Just read this, if it does everything it says it looks like it may be my next big purchase either late this year or early next year.
So far I am really happy with my Epson 870, but there is a lot of things on this new one that really are attractive.
I can relate to those comments regarding jumping into the latest greatest new equipment. I was an early adaptor when the DSS satelite dishes first came out. Shelled out close to 700 bones for 1 receiver, another 450 for a second room receiver. I saw a comercial yesterday where Direct TV is offering 2 recievers and dish installed for $50.00 with a $49.00 rebate (ouch). I swore I would never be the first on the block ever again...

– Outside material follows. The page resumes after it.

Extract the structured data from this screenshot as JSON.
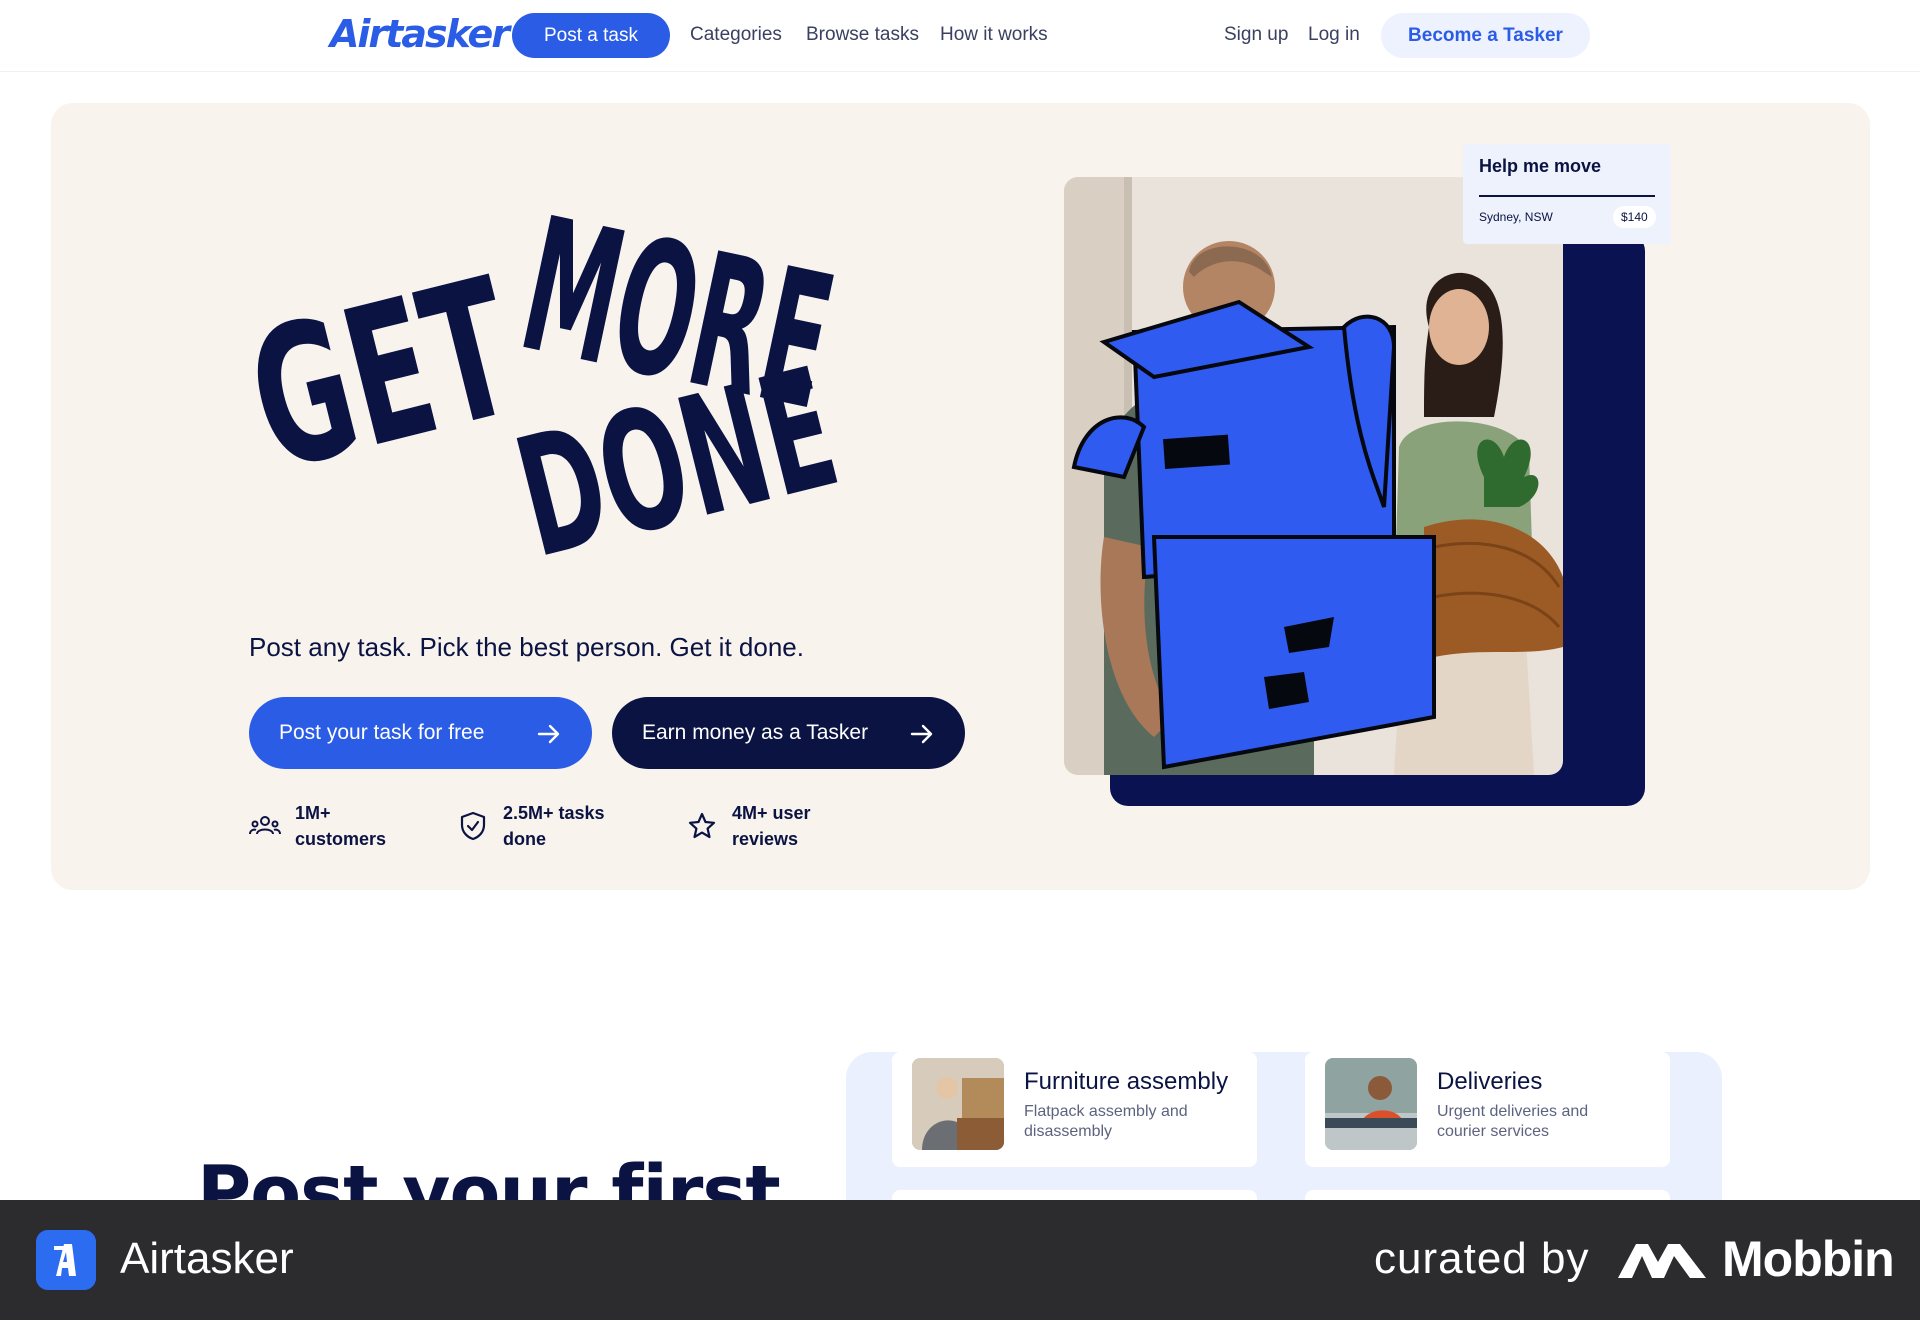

Well I may be breaking my promise! - Carl
I wrote to Royce Blair (editor of Inkjet News) and asked him to please comment on the metamerism issue when he's able to talk more about the 2200. Here's his reply:
I can talk about that right now. Some Metamerism is still there. But very little. Most is gone, which is the reason why they can say that it can do good B/W printing now (using all 7 inks). The 2nd black (light black) is the ink that does the trick.
I'll give you other info on May 1. -Royce
Danny - Don't thank me, thank "Inkjet News"!
Jeanie - Thanks for the info!
I dug up some more info from a site in the UK. www.photo-i.co.uk
Interesting highlights -
- Firewire connection
- Paper roll holder AND cutter
- much quicker printing times than the 2000p
From an excellent email list I subscribe to:
"I often get requests from people who want to know what kind of computer printer they should get for "permanent" color printing.
The best printer was the Epson 2000, making use of pigments instead of dyes. A bit expensive and glacially slow, it could take 12 minutes to produce a print 20x25 cm in size. It also had other problems, such as inks that suffered from metamerism. Epson is introducing the next generation, the seven-colour 2200, which seems much improved, and features, at long last, black and white printing to boot. See the links below:
One has to be careful when reading "archival" claims as accelerated fading tests are more of an art than a science. Some "archival" prints have been known to turn orange in a matter of weeks in the presence of high levels of ozone and monochrome black prints made by another pigment printer, the 4-color Epson C-80, may look more like cyanotypes than black and white prints we printed on certain papers. I don't know what pigment they use for black, but it is certainly not carbon black, which is extremely permanent.
The most permanent prints,imo, are carbon prints produced by dichromated colloid systems, like the carbon transfer and Fresson, as they make use, as a rule, of carbon black. I have many in my collection going back to the 1860s in excellent condition. Selenium and sepia toned silver gelatin prints on fiber-base support tend to be quite permanent and are much easier and cheaper to produce.